EVPN-VXLAN INTER-TENANT ROUTING ON JUNIPER QFX / MX

I've recently started working on a project focused on EVPN-VXLAN based on Juniper technology. I figured I'd take the opportunity to share some experiences specifically around inter-VXLAN routing. Inter-VXLAN routing can be useful when passing traffic between different tenants. For example, you may have a shared-services tenant that needs to be accessed by a number of different customer tenants whilst not allowing reachability between customer tenants. By enabling inter-VXLAN routing on the MX we can use various route-leaking techniques and policy to provide a technical point of control.

There are plenty of really great resources available for EVPN-VXLAN so I won't delve into any great depths, rather I'll jump straight into the topology and configs to enable inter-VXLAN routing in a EVPN-VXLAN environment. A great reference document can be found here, where you'll find a detailed overview of EVPN-VXLAN and a number of deployment scenarios.

The design that I'm working on is based on Juniper QFX and MX technology with QFX performing Spine and Leaf functions. Whilst MX is performing Core VXLAN L3 gateway functions. My initial design incorporated Juniper QFX10000 at a collapsed spine and core layer. However, due to customer requirements, I have decided to go with QFX5110-48s at the leaf, QFX5110-36q at the spine with MX at the core. The reason for this is to provide a common aggregation for a number of different infrastructure pods.

For the purpose of this lab I'm using QFX5100 switches whilst waiting for QFX5110 to ship. Luckily I have quite a few QFX5100s in the lab.
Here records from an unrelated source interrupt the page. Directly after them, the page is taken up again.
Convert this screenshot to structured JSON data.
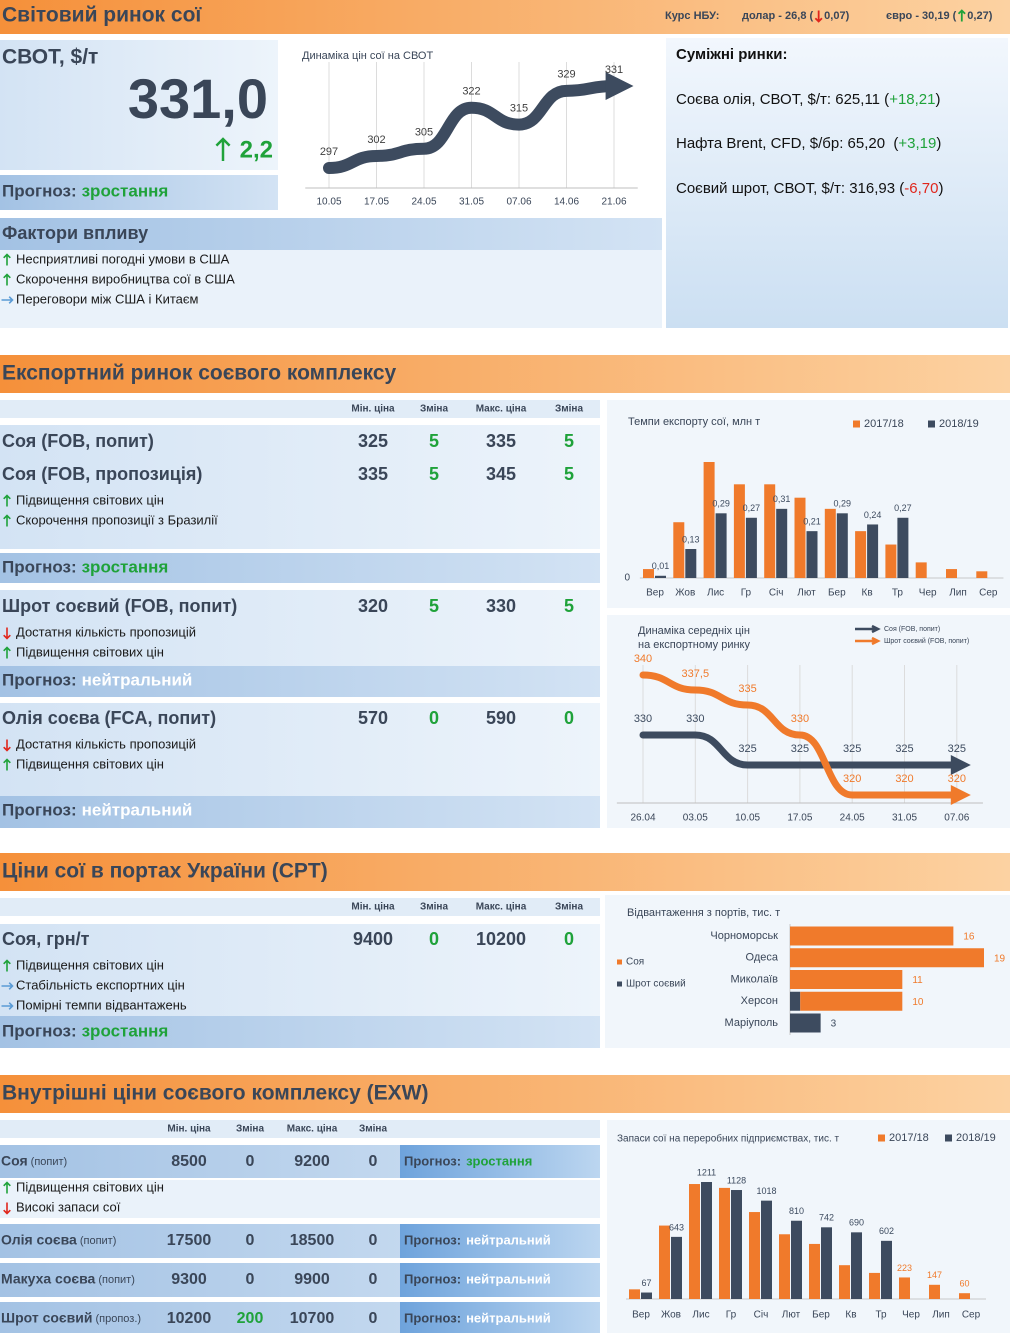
{
  "header": {
    "title": "Світовий ринок сої",
    "rates_label": "Курс НБУ:",
    "rates": [
      {
        "label": "долар - 26,8 (",
        "change": "0,07",
        "close": ")",
        "trend": "down"
      },
      {
        "label": "євро - 30,19 (",
        "change": "0,27",
        "close": ")",
        "trend": "up"
      }
    ]
  },
  "forecast_label": "Прогноз:",
  "svot": {
    "title": "СВОТ, $/т",
    "price": "331,0",
    "change": "2,2",
    "trend": "up",
    "forecast": {
      "text": "зростання",
      "color": "#1fa23a"
    }
  },
  "adjacent": {
    "title": "Суміжні ринки:",
    "items": [
      {
        "label": "Соєва олія, СВОТ, $/т: 625,11 (",
        "change": "+18,21",
        "close": ")",
        "color": "#1fa23a"
      },
      {
        "label": "Нафта Brent, CFD, $/бр: 65,20  (",
        "change": "+3,19",
        "close": ")",
        "color": "#1fa23a"
      },
      {
        "label": "Соєвий шрот, СВОТ, $/т: 316,93 (",
        "change": "-6,70",
        "close": ")",
        "color": "#e0261c"
      }
    ]
  },
  "factors": {
    "title": "Фактори впливу",
    "items": [
      {
        "text": "Несприятливі погодні умови в США",
        "trend": "up"
      },
      {
        "text": "Скорочення виробництва сої в США",
        "trend": "up"
      },
      {
        "text": "Переговори між США і Китаєм",
        "trend": "side"
      }
    ]
  },
  "sections": [
    {
      "title": "Експортний ринок соєвого комплексу",
      "columns": [
        "Мін. ціна",
        "Зміна",
        "Макс. ціна",
        "Зміна"
      ],
      "change_color": "#1fa23a",
      "groups": [
        {
          "rows": [
            {
              "name": "Соя (FOB, попит)",
              "cells": [
                325,
                5,
                335,
                5
              ]
            },
            {
              "name": "Соя (FOB, пропозиція)",
              "cells": [
                335,
                5,
                345,
                5
              ]
            }
          ],
          "factors": [
            {
              "text": "Підвищення світових цін",
              "trend": "up"
            },
            {
              "text": "Скорочення пропозиції з Бразилії",
              "trend": "up"
            }
          ],
          "forecast": {
            "text": "зростання",
            "color": "#1fa23a"
          }
        },
        {
          "rows": [
            {
              "name": "Шрот соєвий (FOB, попит)",
              "cells": [
                320,
                5,
                330,
                5
              ]
            }
          ],
          "factors": [
            {
              "text": "Достатня кількість пропозицій",
              "trend": "down"
            },
            {
              "text": "Підвищення світових цін",
              "trend": "up"
            }
          ],
          "forecast": {
            "text": "нейтральний",
            "color": "#ffffff"
          }
        },
        {
          "rows": [
            {
              "name": "Олія соєва (FCA, попит)",
              "cells": [
                570,
                0,
                590,
                0
              ]
            }
          ],
          "factors": [
            {
              "text": "Достатня кількість пропозицій",
              "trend": "down"
            },
            {
              "text": "Підвищення світових цін",
              "trend": "up"
            }
          ],
          "forecast": {
            "text": "нейтральний",
            "color": "#ffffff"
          }
        }
      ]
    },
    {
      "title": "Ціни сої в портах України (CPT)",
      "columns": [
        "Мін. ціна",
        "Зміна",
        "Макс. ціна",
        "Зміна"
      ],
      "change_color": "#1fa23a",
      "groups": [
        {
          "rows": [
            {
              "name": "Соя, грн/т",
              "cells": [
                9400,
                0,
                10200,
                0
              ]
            }
          ],
          "factors": [
            {
              "text": "Підвищення світових цін",
              "trend": "up"
            },
            {
              "text": "Стабільність експортних цін",
              "trend": "side"
            },
            {
              "text": "Помірні темпи відвантажень",
              "trend": "side"
            }
          ],
          "forecast": {
            "text": "зростання",
            "color": "#1fa23a"
          }
        }
      ]
    },
    {
      "title": "Внутрішні ціни соєвого комплексу (EXW)",
      "columns": [
        "Мін. ціна",
        "Зміна",
        "Макс. ціна",
        "Зміна"
      ],
      "rows": [
        {
          "name": "Соя",
          "note": "(попит)",
          "cells": [
            8500,
            0,
            9200,
            0
          ],
          "change_colors": [
            "#3a4658",
            "#3a4658"
          ],
          "forecast": {
            "text": "зростання",
            "color": "#1fa23a"
          },
          "factors": [
            {
              "text": "Підвищення світових цін",
              "trend": "up"
            },
            {
              "text": "Високі запаси сої",
              "trend": "down"
            }
          ]
        },
        {
          "name": "Олія соєва",
          "note": "(попит)",
          "cells": [
            17500,
            0,
            18500,
            0
          ],
          "change_colors": [
            "#3a4658",
            "#3a4658"
          ],
          "forecast": {
            "text": "нейтральний",
            "color": "#ffffff"
          }
        },
        {
          "name": "Макуха соєва",
          "note": "(попит)",
          "cells": [
            9300,
            0,
            9900,
            0
          ],
          "change_colors": [
            "#3a4658",
            "#3a4658"
          ],
          "forecast": {
            "text": "нейтральний",
            "color": "#ffffff"
          }
        },
        {
          "name": "Шрот соєвий",
          "note": "(пропоз.)",
          "cells": [
            10200,
            200,
            10700,
            0
          ],
          "change_colors": [
            "#1fa23a",
            "#3a4658"
          ],
          "forecast": {
            "text": "нейтральний",
            "color": "#ffffff"
          }
        }
      ]
    }
  ],
  "chart_data": [
    {
      "type": "line",
      "title": "Динаміка цін сої на СВОТ",
      "categories": [
        "10.05",
        "17.05",
        "24.05",
        "31.05",
        "07.06",
        "14.06",
        "21.06"
      ],
      "values": [
        297,
        302,
        305,
        322,
        315,
        329,
        331
      ],
      "value_labels": [
        "297",
        "302",
        "305",
        "322",
        "315",
        "329",
        "331"
      ],
      "color": "#3d4b5f"
    },
    {
      "type": "bar",
      "title": "Темпи експорту сої, млн т",
      "legend": "top-right",
      "categories": [
        "Вер",
        "Жов",
        "Лис",
        "Гр",
        "Січ",
        "Лют",
        "Бер",
        "Кв",
        "Тр",
        "Чер",
        "Лип",
        "Сер"
      ],
      "yticks": [
        0
      ],
      "series": [
        {
          "name": "2017/18",
          "color": "#f07a2b",
          "values": [
            0.04,
            0.25,
            0.52,
            0.42,
            0.42,
            0.36,
            0.31,
            0.21,
            0.15,
            0.07,
            0.04,
            0.03
          ]
        },
        {
          "name": "2018/19",
          "color": "#3d4b5f",
          "values": [
            0.01,
            0.13,
            0.29,
            0.27,
            0.31,
            0.21,
            0.29,
            0.24,
            0.27,
            null,
            null,
            null
          ],
          "value_labels": [
            "0,01",
            "0,13",
            "0,29",
            "0,27",
            "0,31",
            "0,21",
            "0,29",
            "0,24",
            "0,27",
            null,
            null,
            null
          ]
        }
      ]
    },
    {
      "type": "line",
      "title": [
        "Динаміка середніх цін",
        "на експортному ринку"
      ],
      "legend": "top-right",
      "categories": [
        "26.04",
        "03.05",
        "10.05",
        "17.05",
        "24.05",
        "31.05",
        "07.06"
      ],
      "series": [
        {
          "name": "Соя (FOB, попит)",
          "color": "#3d4b5f",
          "values": [
            330,
            330,
            325,
            325,
            325,
            325,
            325
          ],
          "value_labels": [
            "330",
            "330",
            "325",
            "325",
            "325",
            "325",
            "325"
          ]
        },
        {
          "name": "Шрот соєвий (FOB, попит)",
          "color": "#f07a2b",
          "values": [
            340,
            337.5,
            335,
            330,
            320,
            320,
            320
          ],
          "value_labels": [
            "340",
            "337,5",
            "335",
            "330",
            "320",
            "320",
            "320"
          ]
        }
      ]
    },
    {
      "type": "hbar",
      "title": "Відвантаження з портів, тис. т",
      "legend": "left",
      "stacked": true,
      "categories": [
        "Чорноморськ",
        "Одеса",
        "Миколаїв",
        "Херсон",
        "Маріуполь"
      ],
      "series": [
        {
          "name": "Соя",
          "color": "#f07a2b",
          "values": [
            16,
            19,
            11,
            10,
            null
          ],
          "value_labels": [
            "16",
            "19",
            "11",
            "10",
            null
          ]
        },
        {
          "name": "Шрот соєвий",
          "color": "#3d4b5f",
          "values": [
            null,
            null,
            null,
            1,
            3
          ],
          "value_labels": [
            null,
            null,
            null,
            "1",
            "3"
          ]
        }
      ]
    },
    {
      "type": "bar",
      "title": "Запаси сої на переробних підприємствах, тис. т",
      "legend": "top-right",
      "categories": [
        "Вер",
        "Жов",
        "Лис",
        "Гр",
        "Січ",
        "Лют",
        "Бер",
        "Кв",
        "Тр",
        "Чер",
        "Лип",
        "Сер"
      ],
      "series": [
        {
          "name": "2017/18",
          "color": "#f07a2b",
          "values": [
            100,
            760,
            1190,
            1150,
            900,
            670,
            570,
            350,
            270,
            223,
            147,
            60
          ],
          "value_labels": [
            null,
            null,
            null,
            null,
            null,
            null,
            null,
            null,
            null,
            "223",
            "147",
            "60"
          ]
        },
        {
          "name": "2018/19",
          "color": "#3d4b5f",
          "values": [
            67,
            643,
            1211,
            1128,
            1018,
            810,
            742,
            690,
            602,
            null,
            null,
            null
          ],
          "value_labels": [
            "67",
            "643",
            "1211",
            "1128",
            "1018",
            "810",
            "742",
            "690",
            "602",
            null,
            null,
            null
          ]
        }
      ]
    }
  ]
}
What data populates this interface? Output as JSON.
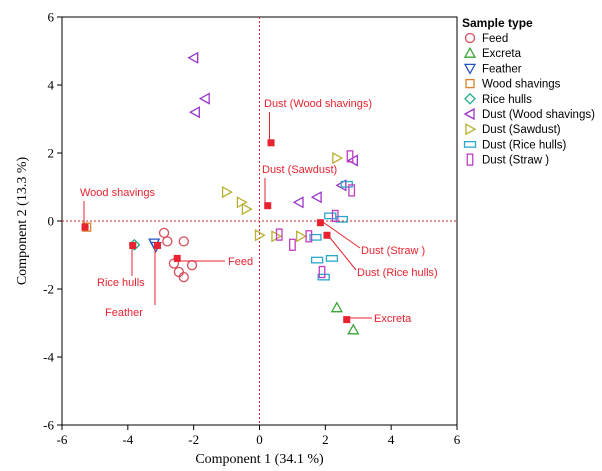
{
  "chart_data": {
    "type": "scatter",
    "title": "",
    "xlabel": "Component 1  (34.1 %)",
    "ylabel": "Component 2  (13.3 %)",
    "xlim": [
      -6,
      6
    ],
    "ylim": [
      -6,
      6
    ],
    "xticks": [
      "-6",
      "-4",
      "-2",
      "0",
      "2",
      "4",
      "6"
    ],
    "yticks": [
      "-6",
      "-4",
      "-2",
      "0",
      "2",
      "4",
      "6"
    ],
    "grid": false,
    "reference_lines": {
      "x": 0,
      "y": 0,
      "style": "dotted",
      "color": "#d62728"
    },
    "legend": {
      "title": "Sample type",
      "placement": "right"
    },
    "series": [
      {
        "name": "Feed",
        "marker": "circle",
        "color": "#d94a5a",
        "points": [
          [
            -2.9,
            -0.35
          ],
          [
            -2.3,
            -0.6
          ],
          [
            -2.6,
            -1.25
          ],
          [
            -2.05,
            -1.3
          ],
          [
            -2.45,
            -1.5
          ],
          [
            -2.3,
            -1.65
          ],
          [
            -2.8,
            -0.6
          ]
        ]
      },
      {
        "name": "Excreta",
        "marker": "triangle-up",
        "color": "#3aa635",
        "points": [
          [
            2.35,
            -2.55
          ],
          [
            2.85,
            -3.2
          ]
        ]
      },
      {
        "name": "Feather",
        "marker": "triangle-down",
        "color": "#2553c4",
        "points": [
          [
            -3.2,
            -0.65
          ],
          [
            -3.15,
            -0.75
          ]
        ]
      },
      {
        "name": "Wood shavings",
        "marker": "square",
        "color": "#d9822b",
        "points": [
          [
            -5.25,
            -0.18
          ]
        ]
      },
      {
        "name": "Rice hulls",
        "marker": "diamond",
        "color": "#1fae8a",
        "points": [
          [
            -3.8,
            -0.7
          ]
        ]
      },
      {
        "name": "Dust (Wood shavings)",
        "marker": "triangle-left",
        "color": "#9b35c9",
        "points": [
          [
            -2.0,
            4.8
          ],
          [
            -1.65,
            3.6
          ],
          [
            -1.95,
            3.2
          ],
          [
            2.5,
            1.05
          ],
          [
            2.85,
            1.78
          ],
          [
            1.75,
            0.7
          ],
          [
            1.2,
            0.55
          ]
        ]
      },
      {
        "name": "Dust (Sawdust)",
        "marker": "triangle-right",
        "color": "#b8b02e",
        "points": [
          [
            -1.0,
            0.85
          ],
          [
            -0.55,
            0.55
          ],
          [
            -0.4,
            0.35
          ],
          [
            2.35,
            1.85
          ],
          [
            0.0,
            -0.42
          ],
          [
            0.5,
            -0.45
          ],
          [
            1.25,
            -0.45
          ]
        ]
      },
      {
        "name": "Dust (Rice hulls)",
        "marker": "rect-wide",
        "color": "#2aa7c9",
        "points": [
          [
            2.65,
            1.08
          ],
          [
            2.15,
            0.15
          ],
          [
            2.5,
            0.05
          ],
          [
            1.7,
            -0.48
          ],
          [
            1.75,
            -1.15
          ],
          [
            2.2,
            -1.1
          ],
          [
            1.95,
            -1.65
          ]
        ]
      },
      {
        "name": "Dust (Straw )",
        "marker": "rect-tall",
        "color": "#c23dc4",
        "points": [
          [
            2.75,
            1.9
          ],
          [
            2.8,
            0.9
          ],
          [
            2.3,
            0.15
          ],
          [
            0.6,
            -0.4
          ],
          [
            1.0,
            -0.7
          ],
          [
            1.5,
            -0.45
          ],
          [
            1.9,
            -1.5
          ]
        ]
      }
    ],
    "means": {
      "marker": "filled-square",
      "color": "#e8232f",
      "points": [
        {
          "label": "Dust (Wood shavings)",
          "x": 0.35,
          "y": 2.3
        },
        {
          "label": "Dust (Sawdust)",
          "x": 0.25,
          "y": 0.45
        },
        {
          "label": "Wood shavings",
          "x": -5.3,
          "y": -0.18
        },
        {
          "label": "Rice hulls",
          "x": -3.85,
          "y": -0.72
        },
        {
          "label": "Feather",
          "x": -3.1,
          "y": -0.72
        },
        {
          "label": "Feed",
          "x": -2.5,
          "y": -1.1
        },
        {
          "label": "Dust (Straw )",
          "x": 1.85,
          "y": -0.05
        },
        {
          "label": "Dust (Rice hulls)",
          "x": 2.05,
          "y": -0.42
        },
        {
          "label": "Excreta",
          "x": 2.65,
          "y": -2.9
        }
      ]
    }
  }
}
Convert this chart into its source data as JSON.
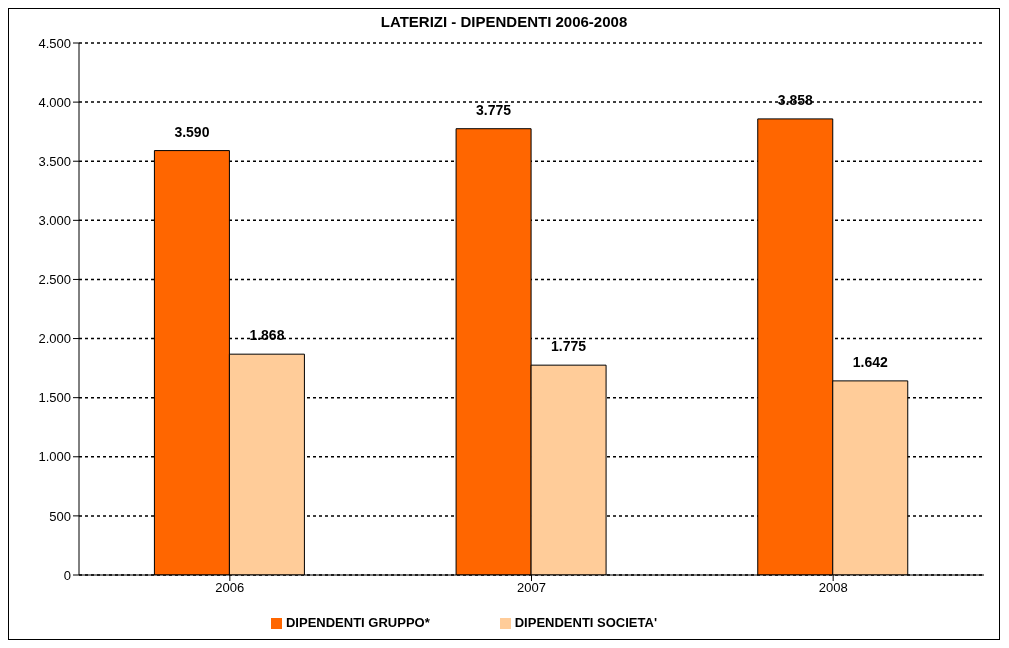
{
  "chart_data": {
    "type": "bar",
    "title": "LATERIZI -  DIPENDENTI 2006-2008",
    "categories": [
      "2006",
      "2007",
      "2008"
    ],
    "series": [
      {
        "name": "DIPENDENTI GRUPPO*",
        "color": "#ff6600",
        "values": [
          3590,
          3775,
          3858
        ],
        "value_labels": [
          "3.590",
          "3.775",
          "3.858"
        ]
      },
      {
        "name": "DIPENDENTI SOCIETA'",
        "color": "#ffcc99",
        "values": [
          1868,
          1775,
          1642
        ],
        "value_labels": [
          "1.868",
          "1.775",
          "1.642"
        ]
      }
    ],
    "ylim": [
      0,
      4500
    ],
    "yticks": [
      0,
      {
        "value": 500,
        "label": "500"
      },
      {
        "value": 1000,
        "label": "1.000"
      },
      {
        "value": 1500,
        "label": "1.500"
      },
      {
        "value": 2000,
        "label": "2.000"
      },
      {
        "value": 2500,
        "label": "2.500"
      },
      {
        "value": 3000,
        "label": "3.000"
      },
      {
        "value": 3500,
        "label": "3.500"
      },
      {
        "value": 4000,
        "label": "4.000"
      },
      {
        "value": 4500,
        "label": "4.500"
      }
    ],
    "grid": "y",
    "legend": "bottom"
  }
}
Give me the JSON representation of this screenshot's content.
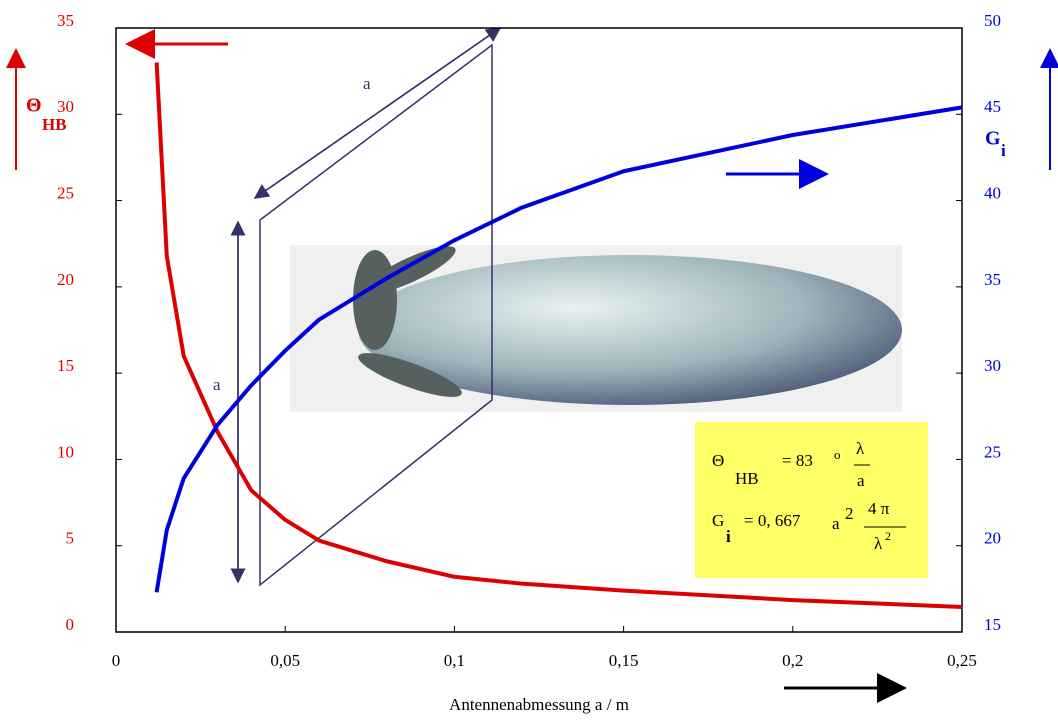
{
  "chart_data": {
    "type": "line",
    "x_label": "Antennenabmessung a / m",
    "y_label": {
      "symbol": "Θ",
      "sub": "HB"
    },
    "y2_label": {
      "symbol": "G",
      "sub": "i"
    },
    "x": [
      0.012,
      0.015,
      0.02,
      0.03,
      0.04,
      0.05,
      0.06,
      0.08,
      0.1,
      0.12,
      0.15,
      0.2,
      0.25
    ],
    "series": [
      {
        "color": "#dd0000",
        "values": [
          33,
          21.8,
          16,
          11.6,
          8.2,
          6.5,
          5.3,
          4.1,
          3.2,
          2.8,
          2.4,
          1.85,
          1.45
        ]
      },
      {
        "color": "#0000dd",
        "axis": "y2",
        "values": [
          17.3,
          20.9,
          23.9,
          27,
          29.3,
          31.3,
          33.1,
          35.5,
          37.7,
          39.6,
          41.7,
          43.8,
          45.4
        ]
      }
    ],
    "xlim": [
      0,
      0.25
    ],
    "xticks": [
      0,
      {
        "value": 0.05,
        "label": "0,05"
      },
      {
        "value": 0.1,
        "label": "0,1"
      },
      {
        "value": 0.15,
        "label": "0,15"
      },
      {
        "value": 0.2,
        "label": "0,2"
      },
      {
        "value": 0.25,
        "label": "0,25"
      }
    ],
    "ylim": [
      0,
      35
    ],
    "yticks": [
      0,
      5,
      10,
      15,
      20,
      25,
      30,
      35
    ],
    "y2lim": [
      15,
      50
    ],
    "y2ticks": [
      15,
      20,
      25,
      30,
      35,
      40,
      45,
      50
    ],
    "annotations": {
      "aperture_labels": [
        "a",
        "a"
      ],
      "formula": {
        "theta": "Θ",
        "theta_sub": "HB",
        "theta_eq": "= 83",
        "deg": "o",
        "lambda_num": "λ",
        "a_den": "a",
        "g": "G",
        "g_sub": "i",
        "g_eq": "= 0, 667",
        "a": "a",
        "exp": "2",
        "num": "4 π",
        "den": "λ",
        "den_exp": "2"
      }
    }
  }
}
I'm using a Juniper MX80 for the core. In terms of functions, the QFX5100s are fine as all I really need at the moment is VXLAN L2 and EVPN of course.

Note. QFX5100 cannot support VXLAN L3 gateway. The QFX5110, however, has this feature on the roadmap currently scheduled for 17.3 JUNOS. This is made possible by the latest gen Broadcom Trident II+ chipset.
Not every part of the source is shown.